La misma estructura de estos shows se observa en los programas radiales "de debate" dirigidos por alumnos de la Universidad Marroquín, como por ejemplo Milenio tres , Todo a Pulmón , Tiro libre , Contravía y en las columnas de opinión de Estuardo Zapeta, Marta Yolanda Díaz-Durán, Jorge Jacobs, Ríos de Rodríguez, González Merlo, Minondo Ayau, Luis Figueroa y uno que otro más, cuya mayor fortaleza es su capacidad de repetir, en interminables monólogos disfrazados de diálogos, las cuatro ideas del neoliberalismo empresarialista y anticomunista local, en contra de cualquier opinión que propugne por los valores liberales basados en la igualdad de oportunidades y en la expansión del capitalismo por la vía de la pequeña y mediana empresa y no de los monopolios de la oligarquía.

El debate intelectual en un país que lucha por democratizarse no puede consistir en una pugna bipolar en la que deba ganar este o aquel y en el que esa agenda se disfrace de libres encuentros previamente amañados.
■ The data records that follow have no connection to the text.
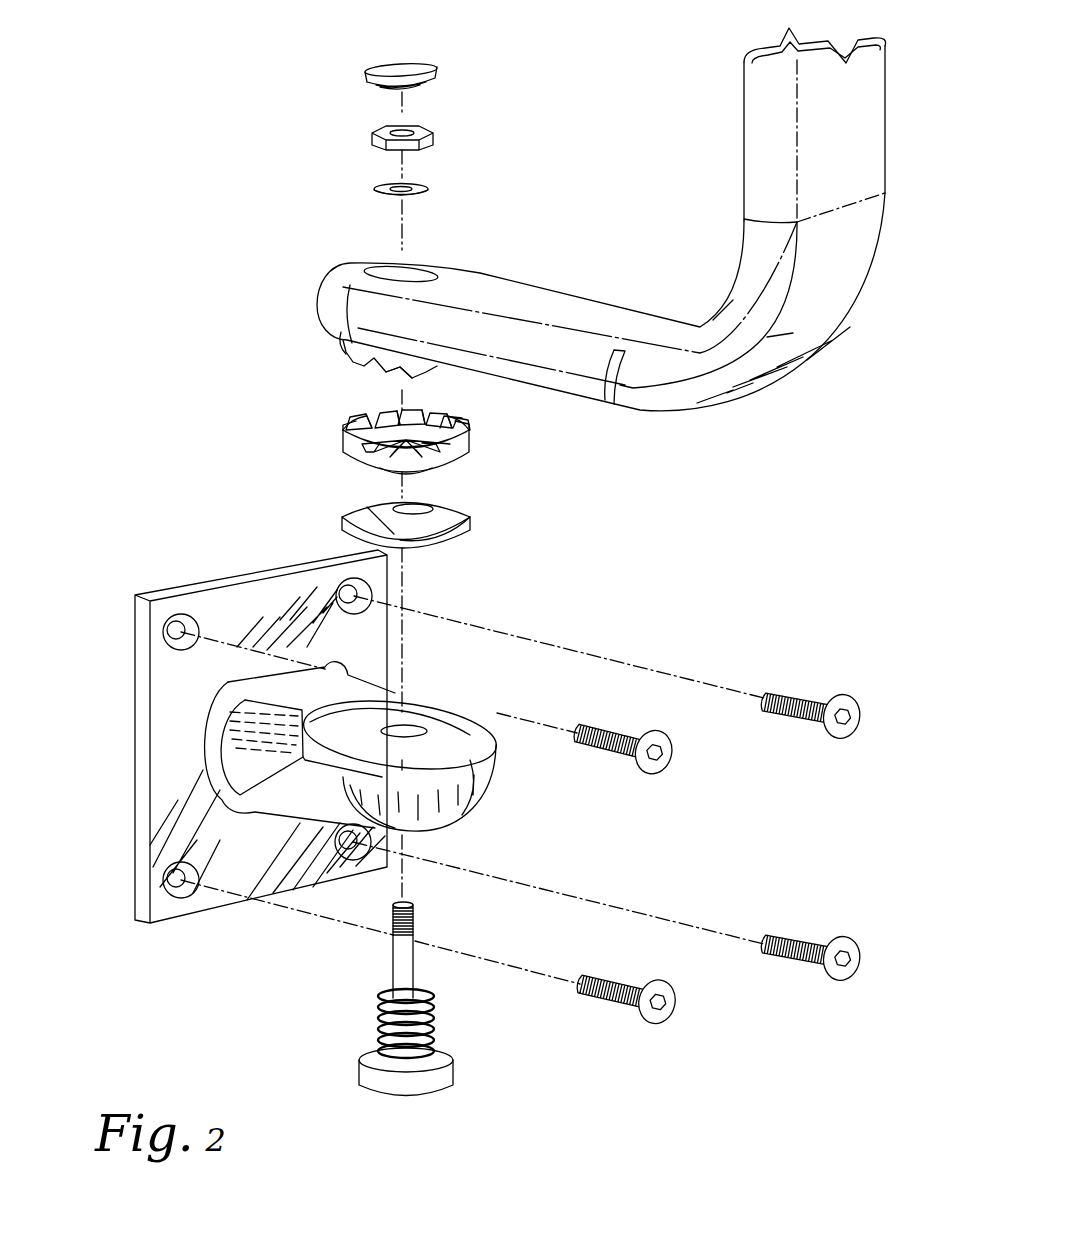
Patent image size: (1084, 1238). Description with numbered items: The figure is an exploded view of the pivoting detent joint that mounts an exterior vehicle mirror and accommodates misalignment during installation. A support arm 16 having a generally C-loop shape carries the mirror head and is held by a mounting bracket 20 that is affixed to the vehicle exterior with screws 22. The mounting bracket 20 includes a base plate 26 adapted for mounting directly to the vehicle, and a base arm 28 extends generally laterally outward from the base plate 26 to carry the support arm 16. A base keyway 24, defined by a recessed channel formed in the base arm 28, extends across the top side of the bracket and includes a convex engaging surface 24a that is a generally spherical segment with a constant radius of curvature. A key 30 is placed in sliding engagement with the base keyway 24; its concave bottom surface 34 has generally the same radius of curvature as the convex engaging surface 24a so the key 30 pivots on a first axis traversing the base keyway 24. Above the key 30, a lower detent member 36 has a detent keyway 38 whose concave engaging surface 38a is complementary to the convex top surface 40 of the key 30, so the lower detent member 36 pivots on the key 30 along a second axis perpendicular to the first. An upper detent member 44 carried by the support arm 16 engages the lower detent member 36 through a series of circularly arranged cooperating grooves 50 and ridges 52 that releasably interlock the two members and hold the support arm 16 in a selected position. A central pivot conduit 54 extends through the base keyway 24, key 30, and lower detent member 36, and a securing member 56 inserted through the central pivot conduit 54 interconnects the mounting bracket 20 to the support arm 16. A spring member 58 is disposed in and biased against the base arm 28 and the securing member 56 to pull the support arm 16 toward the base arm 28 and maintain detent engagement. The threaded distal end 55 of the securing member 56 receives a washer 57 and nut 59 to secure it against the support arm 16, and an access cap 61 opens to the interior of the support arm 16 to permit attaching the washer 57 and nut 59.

The support arm 16 is at (635, 219).
The mounting bracket 20 is at (377, 831).
The screws 22 is at (673, 760).
The base keyway 24 is at (293, 855).
The convex engaging surface 24a is at (443, 733).
The base plate 26 is at (140, 678).
The base arm 28 is at (467, 807).
The key 30 is at (412, 538).
The concave bottom surface 34 is at (443, 535).
The lower detent member 36 is at (350, 424).
The detent keyway 38 is at (393, 417).
The concave engaging surface 38a is at (408, 465).
The convex top surface 40 is at (367, 510).
The upper detent member 44 is at (364, 358).
The grooves 50 is at (407, 368).
The ridges 52 is at (352, 420).
The central pivot conduit 54 is at (463, 425).
The distal end 55 is at (413, 913).
The securing member 56 is at (413, 986).
The washer 57 is at (428, 186).
The spring member 58 is at (433, 1017).
The nut 59 is at (433, 131).
The access cap 61 is at (430, 68).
El debate libre de ideas parte de la igualdad de oportunidades liberal, y no de una bipolaridad maniquea que considera verdadero y bueno lo propio, y falso y malo lo ajeno, y en nombre de lo cual se habla de democracia, libertad y Estado de derecho, reprimiendo en la práctica el disenso y el debate reales, amparándose en el carácter sagrado de la propiedad privada sobre los medios de comunicación.